Sam Tabar não está acumulando ETH por causa de uma nova narrativa, está apostando na execução silenciosa da antiga: Ethereum como infraestrutura fiduciária. Enquanto David Hoffman vendeu por falta de catalisador estrutural, o dado de 30% de staking mostra que o catalisador já está em operação, só não foi precificado. O paralelo com a AAVE é revelador: TVL de US$ 14,5 bilhões e token 80% abaixo do pico indicam que o mercado ainda desconta risco operacional e regulação antes de reconhecer valor de rede. Com ETH, o risco é menor, a rede já é usada, auditada e regulada indiretamente via stablecoins e RWAs.

O que mudou

A cobertura anterior de 25 de maio mostrava a taxa de staking em 30%, mas sem ligação direta ao valor protegido. Agora, o modelo conecta explicitamente os US$ 72 bilhões em ETH estacado aos US$ 250 bilhões em ativos sob proteção, e isso muda a leitura: não é mais uma questão de 'quanto ETH está bloqueado', mas de 'quanto valor real depende dessa segurança'. Também evoluiu a percepção institucional: em 2 de junho, Tabar não fala em 'potencial' de liquidação, mas em uso ativo, tesourarias tokenizando reservas, agentes de IA executando ordens em USDt, e bridges movendo BTC entre ecossistemas. A tese saiu do whitepaper para o balanço patrimonial.

Por que isso importa

Se o valor justo do ETH for mesmo US$ 6.900, o desconto atual não é um erro de mercado, é uma lacuna entre preço e função.
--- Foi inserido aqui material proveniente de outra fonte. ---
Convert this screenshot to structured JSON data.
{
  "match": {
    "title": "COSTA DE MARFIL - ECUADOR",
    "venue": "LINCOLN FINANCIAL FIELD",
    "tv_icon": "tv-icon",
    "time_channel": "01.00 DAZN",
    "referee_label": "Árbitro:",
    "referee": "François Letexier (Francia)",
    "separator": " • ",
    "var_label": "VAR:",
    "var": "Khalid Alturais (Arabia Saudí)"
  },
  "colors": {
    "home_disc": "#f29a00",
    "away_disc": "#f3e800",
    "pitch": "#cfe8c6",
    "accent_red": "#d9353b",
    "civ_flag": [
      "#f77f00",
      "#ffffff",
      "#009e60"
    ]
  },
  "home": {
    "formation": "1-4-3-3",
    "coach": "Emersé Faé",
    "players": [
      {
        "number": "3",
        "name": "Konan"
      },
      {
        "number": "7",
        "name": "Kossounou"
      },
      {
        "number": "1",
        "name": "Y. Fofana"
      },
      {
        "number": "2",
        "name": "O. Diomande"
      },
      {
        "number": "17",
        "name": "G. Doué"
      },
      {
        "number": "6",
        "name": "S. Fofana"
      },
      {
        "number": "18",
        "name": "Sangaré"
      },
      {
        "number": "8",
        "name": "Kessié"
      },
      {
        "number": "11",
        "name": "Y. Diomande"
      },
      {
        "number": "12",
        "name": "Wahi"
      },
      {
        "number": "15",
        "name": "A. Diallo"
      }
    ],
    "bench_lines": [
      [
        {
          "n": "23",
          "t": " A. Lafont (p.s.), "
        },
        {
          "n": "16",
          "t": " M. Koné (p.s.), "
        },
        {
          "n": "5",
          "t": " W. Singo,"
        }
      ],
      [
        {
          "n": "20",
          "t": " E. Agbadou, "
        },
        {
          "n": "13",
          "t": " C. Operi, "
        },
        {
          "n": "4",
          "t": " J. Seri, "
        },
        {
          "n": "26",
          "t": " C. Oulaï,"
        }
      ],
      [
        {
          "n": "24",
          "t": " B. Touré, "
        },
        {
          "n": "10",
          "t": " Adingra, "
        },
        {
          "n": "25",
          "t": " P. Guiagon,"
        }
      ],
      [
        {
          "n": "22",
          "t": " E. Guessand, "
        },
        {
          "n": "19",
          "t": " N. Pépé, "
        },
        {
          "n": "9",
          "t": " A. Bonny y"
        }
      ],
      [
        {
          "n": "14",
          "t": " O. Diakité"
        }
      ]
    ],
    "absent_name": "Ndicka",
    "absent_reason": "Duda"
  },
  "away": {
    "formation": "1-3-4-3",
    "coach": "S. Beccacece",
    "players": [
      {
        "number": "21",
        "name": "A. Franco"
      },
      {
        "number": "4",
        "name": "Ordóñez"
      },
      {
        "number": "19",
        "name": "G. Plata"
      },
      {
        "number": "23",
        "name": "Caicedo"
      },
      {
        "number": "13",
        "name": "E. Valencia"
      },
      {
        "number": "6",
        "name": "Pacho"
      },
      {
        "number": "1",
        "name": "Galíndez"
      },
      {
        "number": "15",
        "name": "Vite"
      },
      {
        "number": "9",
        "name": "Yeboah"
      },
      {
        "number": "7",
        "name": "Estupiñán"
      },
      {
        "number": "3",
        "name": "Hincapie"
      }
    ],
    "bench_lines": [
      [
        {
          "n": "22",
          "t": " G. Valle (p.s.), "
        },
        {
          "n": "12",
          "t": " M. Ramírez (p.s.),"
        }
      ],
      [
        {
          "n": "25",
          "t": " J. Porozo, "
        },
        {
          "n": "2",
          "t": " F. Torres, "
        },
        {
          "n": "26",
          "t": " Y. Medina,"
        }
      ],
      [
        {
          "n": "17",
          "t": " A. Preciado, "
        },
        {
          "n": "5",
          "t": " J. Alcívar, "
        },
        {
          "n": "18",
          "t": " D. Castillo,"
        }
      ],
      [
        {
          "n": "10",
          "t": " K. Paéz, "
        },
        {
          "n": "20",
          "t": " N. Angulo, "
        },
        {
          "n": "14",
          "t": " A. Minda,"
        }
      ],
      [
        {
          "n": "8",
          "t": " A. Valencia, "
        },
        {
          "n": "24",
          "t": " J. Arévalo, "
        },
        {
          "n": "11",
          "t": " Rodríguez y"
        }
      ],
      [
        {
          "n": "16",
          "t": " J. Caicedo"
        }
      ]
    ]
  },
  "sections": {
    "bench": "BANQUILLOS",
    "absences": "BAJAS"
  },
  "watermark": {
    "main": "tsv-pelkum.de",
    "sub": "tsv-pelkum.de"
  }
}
Isso importa porque o Ethereum deixou de ser apenas uma plataforma de contratos inteligentes e virou a espinha dorsal de infraestrutura financeira pós-bancária. Reguladores já olham para stablecoins e RWAs, não para o ETH; investidores institucionais já alocam em tokenização, não em tokens. O preço do ETH reflete essa mudança de papel, ou não reflete. E quem entende essa desconexão pode antecipar onde o capital vai fluir quando a convergência acontecer: não para novos protocolos, mas para a camada que liquida todos eles.

Linha do tempo

  1. Taxa de staking de ETH atinge 30%, novo recorde histórico

  2. Capitalização de stablecoins atinge US$ 305,7 bilhões e RWAs tokenizados batem recordes simultâneos

  3. David Hoffman vende sua posição em ETH, argumentando que a narrativa 'ETH-como-dinheiro' já está precificada

  4. Modelo de custo de segurança estima valor justo de ETH em US$ 6.900, com desconto de 70% frente ao preço de mercado

Perguntas frequentes

O que significa 'custo de segurança' no contexto do Ethereum?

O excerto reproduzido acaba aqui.